There is a preacher in El Paso, Texas, who wrote this article http://www.wordsoftruth.net/wordsoftruthbulletin08_10_2008.html. Please read it. Is this Christian like or not? I wrote him an email and told him that it was unchristian like. Insulting people in the way he did was not going to change anything. I asked him what Jesus would do. He said that God commands us to use offensive language when exposing someone. Now, just a minute!! No, God doesn't command us to do that. He speaks against that (I Peter 3:8-10). He told me that I twisted 1 Peter 3:8-10. No, I did not. Jesus did not expose people in the manner that this preacher does it. He told me that I was foolish and ignorant. He needs to understand that calling people foolish is sinful (Matthew 5:22). He claims that I owe him an apology and I need to repent of the message I wrote him. What should I do? I am very angry right now. I don't put up with people calling me ignorant and foolish. My parents don't either.
I'm not an apologist for other preachers, so I'm going to avoid the personalities, and just focus on the issues at hand.
First, you need to calm down. While you are angry you are not going to think clearly. I'm not being harsh, it is a simple matter of fact. "So then, my beloved brethren, let every man be swift to hear, slow to speak, slow to wrath; for the wrath of man does not produce the righteousness of God" (James 1:19-20).
The article sets up a straw-man. He makes it clear that there isn't a particular congregation or preacher in mind. He gives a sample "lesson," but it is clear that it is taken to the extreme in order to illustrate a point. No one is being insulted, so your initial charge was too harsh of a criticism.
You asked if Jesus would use harsh language to make his point, the answer is clearly "yes." Matthew 23 stands as a beacon to this approach. Should it be used constantly? No, it is not always called for but there are times when it is appropriate. Take, as an example, the situation between Paul and the sorcerer. When Elymas interfered with the teaching of the gospel, Paul told him, "O full of all deceit and all fraud, you son of the devil, you enemy of all righteousness, will you not cease perverting the straight ways of the Lord?" (Acts 13:10). God supported what Paul said because Elymas was struck blind as a result. Have you ever read the teachings of John the Baptist? See Luke 3:1-15. To some people, it is a wonder that crowds would come all the way out to the wilderness to hear such "no-nonsense" preaching. There is an article I would like you to read that might help clarify the point, see "Jesus: Intolerant, Confrontational, and Exclusionary."
"Finally, all of you be of one mind, having compassion for one another; love as brothers, be tenderhearted, be courteous; not returning evil for evil or reviling for reviling, but on the contrary blessing, knowing that you were called to this, that you may inherit a blessing. For "He who would love life and see good days, Let him refrain his tongue from evil, and his lips from speaking deceit. Let him turn away from evil and do good; let him seek peace and pursue it" (I Peter 3:8-11).

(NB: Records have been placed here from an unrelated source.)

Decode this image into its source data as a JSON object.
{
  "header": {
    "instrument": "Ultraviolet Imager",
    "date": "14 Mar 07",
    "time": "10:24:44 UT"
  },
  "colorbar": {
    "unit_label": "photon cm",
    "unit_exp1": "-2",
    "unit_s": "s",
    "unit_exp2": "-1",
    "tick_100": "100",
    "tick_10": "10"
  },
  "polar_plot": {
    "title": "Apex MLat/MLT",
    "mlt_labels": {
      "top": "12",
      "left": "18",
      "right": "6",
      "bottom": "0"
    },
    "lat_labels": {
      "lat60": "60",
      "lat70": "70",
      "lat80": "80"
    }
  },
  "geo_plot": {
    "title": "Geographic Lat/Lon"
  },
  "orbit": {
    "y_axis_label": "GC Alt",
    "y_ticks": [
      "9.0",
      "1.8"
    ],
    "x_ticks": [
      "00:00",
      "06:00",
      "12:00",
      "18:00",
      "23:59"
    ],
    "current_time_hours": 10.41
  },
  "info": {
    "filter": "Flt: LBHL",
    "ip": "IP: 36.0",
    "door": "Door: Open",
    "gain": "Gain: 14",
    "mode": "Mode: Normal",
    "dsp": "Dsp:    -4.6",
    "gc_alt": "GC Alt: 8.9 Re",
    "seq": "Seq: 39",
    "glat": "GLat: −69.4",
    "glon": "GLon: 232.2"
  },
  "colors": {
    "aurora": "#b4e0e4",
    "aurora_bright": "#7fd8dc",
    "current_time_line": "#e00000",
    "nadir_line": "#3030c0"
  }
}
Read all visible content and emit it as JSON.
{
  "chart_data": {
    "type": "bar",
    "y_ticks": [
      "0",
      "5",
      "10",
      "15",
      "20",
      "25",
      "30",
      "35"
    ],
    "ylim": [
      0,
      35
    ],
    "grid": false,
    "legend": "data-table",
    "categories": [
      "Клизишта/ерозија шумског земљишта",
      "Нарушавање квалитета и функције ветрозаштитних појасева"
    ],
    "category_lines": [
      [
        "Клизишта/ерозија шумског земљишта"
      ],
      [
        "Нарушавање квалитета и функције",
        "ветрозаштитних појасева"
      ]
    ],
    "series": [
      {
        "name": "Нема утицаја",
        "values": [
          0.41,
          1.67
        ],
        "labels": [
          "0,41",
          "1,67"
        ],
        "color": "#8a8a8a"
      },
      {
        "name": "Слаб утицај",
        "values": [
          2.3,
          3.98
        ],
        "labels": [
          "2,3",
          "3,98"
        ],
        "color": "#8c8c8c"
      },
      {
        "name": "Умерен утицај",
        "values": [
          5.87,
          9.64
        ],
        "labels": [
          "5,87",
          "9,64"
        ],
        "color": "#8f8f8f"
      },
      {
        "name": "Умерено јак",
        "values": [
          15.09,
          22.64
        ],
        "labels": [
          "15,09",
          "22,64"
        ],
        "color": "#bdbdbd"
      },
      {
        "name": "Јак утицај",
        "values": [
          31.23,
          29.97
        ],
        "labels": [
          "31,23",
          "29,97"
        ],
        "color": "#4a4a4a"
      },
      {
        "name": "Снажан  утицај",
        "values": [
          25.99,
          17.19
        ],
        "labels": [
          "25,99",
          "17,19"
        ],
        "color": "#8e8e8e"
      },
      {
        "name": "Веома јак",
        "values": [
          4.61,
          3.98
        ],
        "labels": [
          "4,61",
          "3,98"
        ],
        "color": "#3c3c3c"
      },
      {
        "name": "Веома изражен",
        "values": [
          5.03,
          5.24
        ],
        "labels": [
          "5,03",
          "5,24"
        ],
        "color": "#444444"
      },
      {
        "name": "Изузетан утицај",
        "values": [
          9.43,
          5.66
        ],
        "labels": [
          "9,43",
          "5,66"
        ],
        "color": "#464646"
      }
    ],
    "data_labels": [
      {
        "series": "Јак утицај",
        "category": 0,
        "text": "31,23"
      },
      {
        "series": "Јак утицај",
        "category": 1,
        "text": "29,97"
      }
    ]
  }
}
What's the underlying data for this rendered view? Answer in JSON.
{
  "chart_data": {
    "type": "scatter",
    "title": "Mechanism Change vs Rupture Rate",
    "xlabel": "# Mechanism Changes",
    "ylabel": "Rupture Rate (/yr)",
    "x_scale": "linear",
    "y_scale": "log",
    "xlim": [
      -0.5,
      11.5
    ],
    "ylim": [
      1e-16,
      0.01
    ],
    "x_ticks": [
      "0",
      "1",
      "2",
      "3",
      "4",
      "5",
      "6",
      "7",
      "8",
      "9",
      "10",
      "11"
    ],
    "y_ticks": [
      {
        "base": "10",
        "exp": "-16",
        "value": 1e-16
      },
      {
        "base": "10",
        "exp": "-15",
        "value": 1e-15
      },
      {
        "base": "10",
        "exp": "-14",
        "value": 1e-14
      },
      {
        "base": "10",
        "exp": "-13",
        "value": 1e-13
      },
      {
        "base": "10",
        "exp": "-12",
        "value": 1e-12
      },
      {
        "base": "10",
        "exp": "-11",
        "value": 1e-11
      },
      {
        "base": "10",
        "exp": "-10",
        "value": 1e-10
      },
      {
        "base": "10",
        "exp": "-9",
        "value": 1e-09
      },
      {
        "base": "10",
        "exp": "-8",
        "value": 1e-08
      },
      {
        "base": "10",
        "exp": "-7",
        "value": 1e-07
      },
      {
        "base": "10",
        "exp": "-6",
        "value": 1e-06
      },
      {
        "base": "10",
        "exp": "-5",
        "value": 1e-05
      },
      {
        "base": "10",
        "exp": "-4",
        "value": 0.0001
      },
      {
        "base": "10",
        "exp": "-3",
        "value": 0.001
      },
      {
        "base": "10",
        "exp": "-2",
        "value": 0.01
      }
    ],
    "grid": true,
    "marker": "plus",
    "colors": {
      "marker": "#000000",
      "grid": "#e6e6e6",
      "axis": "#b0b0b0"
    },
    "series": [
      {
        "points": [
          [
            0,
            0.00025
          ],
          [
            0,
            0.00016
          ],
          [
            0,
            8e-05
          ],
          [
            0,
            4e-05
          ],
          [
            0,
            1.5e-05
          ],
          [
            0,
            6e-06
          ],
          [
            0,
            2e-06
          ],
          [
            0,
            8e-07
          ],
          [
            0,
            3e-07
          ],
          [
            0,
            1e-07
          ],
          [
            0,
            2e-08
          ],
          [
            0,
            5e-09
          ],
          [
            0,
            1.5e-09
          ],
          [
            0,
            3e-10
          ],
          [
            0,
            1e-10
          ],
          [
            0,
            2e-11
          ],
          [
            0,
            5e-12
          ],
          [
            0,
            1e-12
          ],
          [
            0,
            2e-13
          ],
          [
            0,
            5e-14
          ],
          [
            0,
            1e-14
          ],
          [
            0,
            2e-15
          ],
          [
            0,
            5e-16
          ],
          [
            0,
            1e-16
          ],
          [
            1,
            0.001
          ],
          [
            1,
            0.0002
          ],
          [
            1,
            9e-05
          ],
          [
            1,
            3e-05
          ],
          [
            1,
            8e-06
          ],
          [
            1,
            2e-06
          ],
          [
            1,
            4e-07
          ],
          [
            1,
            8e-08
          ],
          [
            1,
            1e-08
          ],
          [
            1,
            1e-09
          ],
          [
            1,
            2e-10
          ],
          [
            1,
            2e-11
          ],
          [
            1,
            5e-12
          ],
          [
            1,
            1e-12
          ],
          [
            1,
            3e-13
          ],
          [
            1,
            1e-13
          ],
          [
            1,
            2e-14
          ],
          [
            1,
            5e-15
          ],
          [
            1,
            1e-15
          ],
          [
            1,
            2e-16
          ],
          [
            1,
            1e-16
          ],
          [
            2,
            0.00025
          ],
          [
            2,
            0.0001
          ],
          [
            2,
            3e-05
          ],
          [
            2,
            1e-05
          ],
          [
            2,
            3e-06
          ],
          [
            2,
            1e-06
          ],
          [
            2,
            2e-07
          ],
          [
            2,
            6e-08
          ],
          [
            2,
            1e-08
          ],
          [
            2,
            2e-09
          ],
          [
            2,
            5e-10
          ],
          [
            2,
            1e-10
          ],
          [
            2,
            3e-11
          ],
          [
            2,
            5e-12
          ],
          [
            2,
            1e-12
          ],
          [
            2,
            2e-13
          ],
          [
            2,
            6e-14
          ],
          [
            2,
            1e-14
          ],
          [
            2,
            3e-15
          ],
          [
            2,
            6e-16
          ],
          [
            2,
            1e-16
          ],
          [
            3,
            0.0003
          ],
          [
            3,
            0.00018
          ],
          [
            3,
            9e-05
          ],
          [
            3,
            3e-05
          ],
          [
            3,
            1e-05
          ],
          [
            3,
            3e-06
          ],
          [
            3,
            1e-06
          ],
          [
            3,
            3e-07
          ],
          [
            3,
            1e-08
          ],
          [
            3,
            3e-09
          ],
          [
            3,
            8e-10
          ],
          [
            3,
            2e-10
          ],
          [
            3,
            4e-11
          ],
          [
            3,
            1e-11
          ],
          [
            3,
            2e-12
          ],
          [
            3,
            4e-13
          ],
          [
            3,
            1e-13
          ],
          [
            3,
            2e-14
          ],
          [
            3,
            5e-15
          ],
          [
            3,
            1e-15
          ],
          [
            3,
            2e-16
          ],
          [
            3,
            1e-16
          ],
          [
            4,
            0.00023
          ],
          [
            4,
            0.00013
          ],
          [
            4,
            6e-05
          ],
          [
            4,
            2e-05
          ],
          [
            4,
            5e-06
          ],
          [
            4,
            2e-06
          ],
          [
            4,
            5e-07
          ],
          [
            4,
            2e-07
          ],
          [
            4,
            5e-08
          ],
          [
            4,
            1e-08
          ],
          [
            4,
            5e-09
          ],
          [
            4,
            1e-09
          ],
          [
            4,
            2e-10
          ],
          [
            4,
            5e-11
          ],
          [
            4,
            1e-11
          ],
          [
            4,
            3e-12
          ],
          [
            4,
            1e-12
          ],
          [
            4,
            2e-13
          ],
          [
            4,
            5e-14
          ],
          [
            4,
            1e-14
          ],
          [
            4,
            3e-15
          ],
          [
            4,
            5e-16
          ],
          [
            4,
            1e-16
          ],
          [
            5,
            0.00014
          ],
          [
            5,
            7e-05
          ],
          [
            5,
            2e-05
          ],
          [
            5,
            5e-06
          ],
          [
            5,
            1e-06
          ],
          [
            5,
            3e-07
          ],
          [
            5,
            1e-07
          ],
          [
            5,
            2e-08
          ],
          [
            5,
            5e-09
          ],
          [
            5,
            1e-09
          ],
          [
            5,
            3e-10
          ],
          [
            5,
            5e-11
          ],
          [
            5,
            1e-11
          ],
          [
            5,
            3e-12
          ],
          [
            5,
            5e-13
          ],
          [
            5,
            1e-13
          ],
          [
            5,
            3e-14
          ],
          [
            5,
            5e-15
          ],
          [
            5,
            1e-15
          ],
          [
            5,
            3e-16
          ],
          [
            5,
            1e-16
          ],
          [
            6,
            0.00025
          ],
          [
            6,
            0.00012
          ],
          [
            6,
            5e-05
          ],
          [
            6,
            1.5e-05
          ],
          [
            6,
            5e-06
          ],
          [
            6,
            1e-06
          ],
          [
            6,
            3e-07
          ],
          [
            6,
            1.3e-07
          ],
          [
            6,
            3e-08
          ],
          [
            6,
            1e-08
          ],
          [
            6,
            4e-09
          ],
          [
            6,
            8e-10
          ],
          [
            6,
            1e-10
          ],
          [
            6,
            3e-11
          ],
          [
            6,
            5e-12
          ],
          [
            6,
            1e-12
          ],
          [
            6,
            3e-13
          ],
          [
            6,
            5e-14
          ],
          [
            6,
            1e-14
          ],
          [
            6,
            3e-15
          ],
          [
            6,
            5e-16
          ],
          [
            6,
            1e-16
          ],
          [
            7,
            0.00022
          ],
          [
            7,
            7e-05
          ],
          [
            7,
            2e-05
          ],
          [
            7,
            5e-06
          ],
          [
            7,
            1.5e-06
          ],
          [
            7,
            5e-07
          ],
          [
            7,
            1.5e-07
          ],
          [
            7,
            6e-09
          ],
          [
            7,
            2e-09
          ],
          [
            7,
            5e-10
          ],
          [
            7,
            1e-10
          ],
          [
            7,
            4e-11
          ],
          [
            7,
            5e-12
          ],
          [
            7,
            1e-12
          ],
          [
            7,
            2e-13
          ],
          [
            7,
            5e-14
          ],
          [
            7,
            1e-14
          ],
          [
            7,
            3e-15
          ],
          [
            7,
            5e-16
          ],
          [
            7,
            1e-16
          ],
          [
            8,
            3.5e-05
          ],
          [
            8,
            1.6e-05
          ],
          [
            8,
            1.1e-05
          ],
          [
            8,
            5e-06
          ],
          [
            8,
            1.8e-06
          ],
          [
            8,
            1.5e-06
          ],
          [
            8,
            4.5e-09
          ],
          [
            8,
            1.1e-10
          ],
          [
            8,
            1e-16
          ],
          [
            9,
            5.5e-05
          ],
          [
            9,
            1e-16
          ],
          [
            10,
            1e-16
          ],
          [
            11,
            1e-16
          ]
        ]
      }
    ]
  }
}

What Peter says is true, but it does not rule out calling evil for what it is, evil. To degrade a brother, to give false reports (deceit), and the like is wrong to do. But that wasn't what the article did. The author pointed out that there are preachers who are more focused on their position and making an income than in teaching the truth. Paul warned that these types of people would always be a problem. "Preach the word! Be ready in season and out of season. Convince, rebuke, exhort, with all longsuffering and teaching. For the time will come when they will not endure sound doctrine, but according to their own desires, because they have itching ears, they will heap up for themselves teachers; and they will turn their ears away from the truth, and be turned aside to fables" (II Timothy 4:2-4). Peter also warned, "By covetousness they will exploit you with deceptive words; for a long time their judgment has not been idle, and their destruction does not slumber" (II Peter 2:3).
About the only sad thing I read is the claim that most of the preachers this author met are of this sort. I would hope that it is not true, but then I don't move in the same circles that he does. I have met men who are more concerned about retaining their jobs than teaching the truth, but I know far more who are sincerely devoted to the preaching of the whole gospel and the saving of lost souls.
(By the way, did you notice that in objecting to this preacher's harshness that you became harsh yourself? It is something I noticed happens a lot. People will condemn another saying "You shouldn't judge!" Never realizing that they are doing the very thing they are condemning. It must be something in human nature.)